EBNF Parser example

This example implements an EBNF parser equivalent to the built-in parser. The proximate result is an Abstract S-Expression which can be used to generate parser tables input grammars. Effectively, this is a re-implementation of EBNF::Parser itself.

Parsing the Grammar

require 'parser'

ebnf = EBNFLL1Parser.new(File.open("../../etc/ebnf.ebnf"))

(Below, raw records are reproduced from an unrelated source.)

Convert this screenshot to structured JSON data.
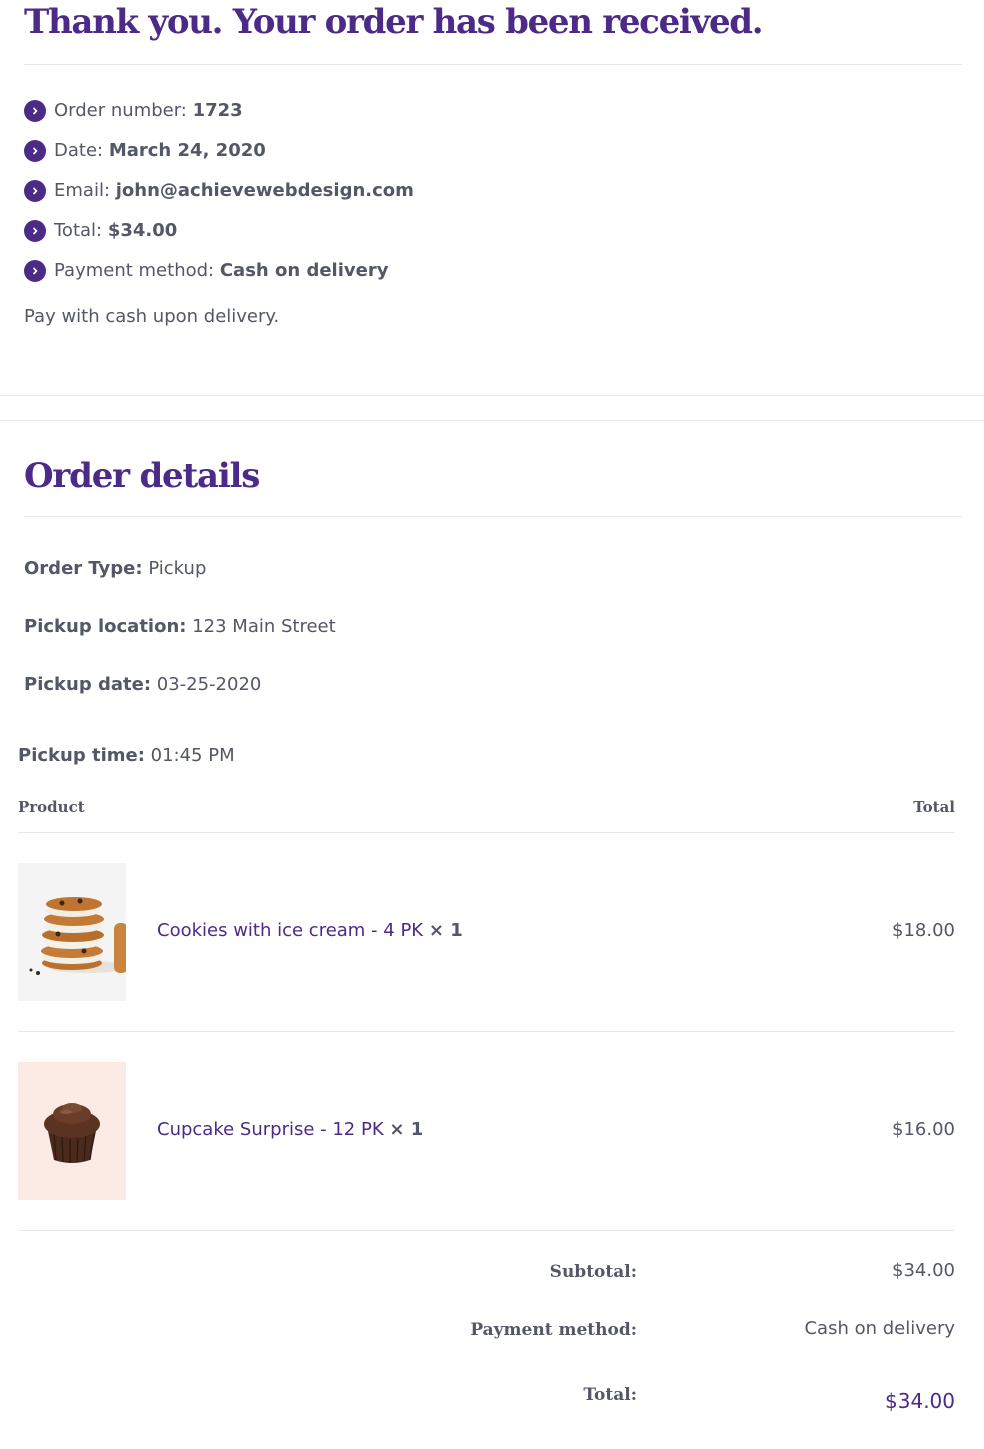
{
  "heading": "Thank you. Your order has been received.",
  "overview": [
    {
      "label": "Order number:",
      "value": "1723"
    },
    {
      "label": "Date:",
      "value": "March 24, 2020"
    },
    {
      "label": "Email:",
      "value": "john@achievewebdesign.com"
    },
    {
      "label": "Total:",
      "value": "$34.00"
    },
    {
      "label": "Payment method:",
      "value": "Cash on delivery"
    }
  ],
  "payment_note": "Pay with cash upon delivery.",
  "order_details": {
    "heading": "Order details",
    "order_type": {
      "label": "Order Type:",
      "value": "Pickup"
    },
    "pickup_location": {
      "label": "Pickup location:",
      "value": "123 Main Street"
    },
    "pickup_date": {
      "label": "Pickup date:",
      "value": "03-25-2020"
    },
    "pickup_time": {
      "label": "Pickup time:",
      "value": "01:45 PM"
    }
  },
  "table": {
    "headers": {
      "product": "Product",
      "total": "Total"
    },
    "rows": [
      {
        "name": "Cookies with ice cream - 4 PK",
        "qty": "× 1",
        "total": "$18.00",
        "image": "cookies-image"
      },
      {
        "name": "Cupcake Surprise - 12 PK",
        "qty": "× 1",
        "total": "$16.00",
        "image": "cupcake-image"
      }
    ],
    "footer": [
      {
        "label": "Subtotal:",
        "value": "$34.00"
      },
      {
        "label": "Payment method:",
        "value": "Cash on delivery"
      },
      {
        "label": "Total:",
        "value": "$34.00"
      }
    ]
  },
  "colors": {
    "accent": "#4c2a88",
    "text": "#545765",
    "divider": "#e7e7ec"
  }
}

Output rules and terminals as S-Expressions, Turtle or EBNF

puts ebnf.to_sxp

This generates a S-Expression form of the grammar suitable for use by EBNF for generating a BNF representation (avoiding star, plus, and opt expressions), LL(1) First/Follow comprehensions and branch tables used for parsing input files based on the grammar.

 (pass _pass (seq PASS))
 (rule ebnf "1" (star (alt declaration rule)))
 (rule declaration "2" (alt "@terminals" pass))
 (rule rule "3" (seq LHS expression))
 (rule expression "4" (seq alt))
 (rule alt "5" (seq seq (star (seq "|" seq))))
 (rule seq "6" (plus diff))
 (rule diff "7" (seq postfix (opt (seq "-" postfix))))
 (rule postfix "8" (seq primary (opt POSTFIX)))
 (rule primary "9"
  (alt HEX SYMBOL ENUM O_ENUM RANGE O_RANGE STRING1 STRING2 (seq "(" expression ")")))
 (rule pass "10" (seq "@pass" expression))
 (terminal LHS "11" (seq (opt (seq "[" SYMBOL "]" (plus " "))) SYMBOL (star " ") "::="))
 (terminal SYMBOL "12" (plus (alt (range "a-z") (range "A-Z") (range "0-9") "_" ".")))
 (terminal HEX "13" (seq "#x" (plus (alt (range "a-f") (range "A-F") (range "0-9")))))
 (terminal ENUM "14" (diff (alt (seq "[" (plus R_CHAR)) (seq (plus HEX) "]")) LHS))
 (terminal O_ENUM "15" (alt (seq "[^" (plus R_CHAR)) (seq (plus HEX) "]")))
 (terminal RANGE "16" (seq "[" (plus (alt (seq R_CHAR "-" R_CHAR) (seq HEX "-" HEX))) "]"))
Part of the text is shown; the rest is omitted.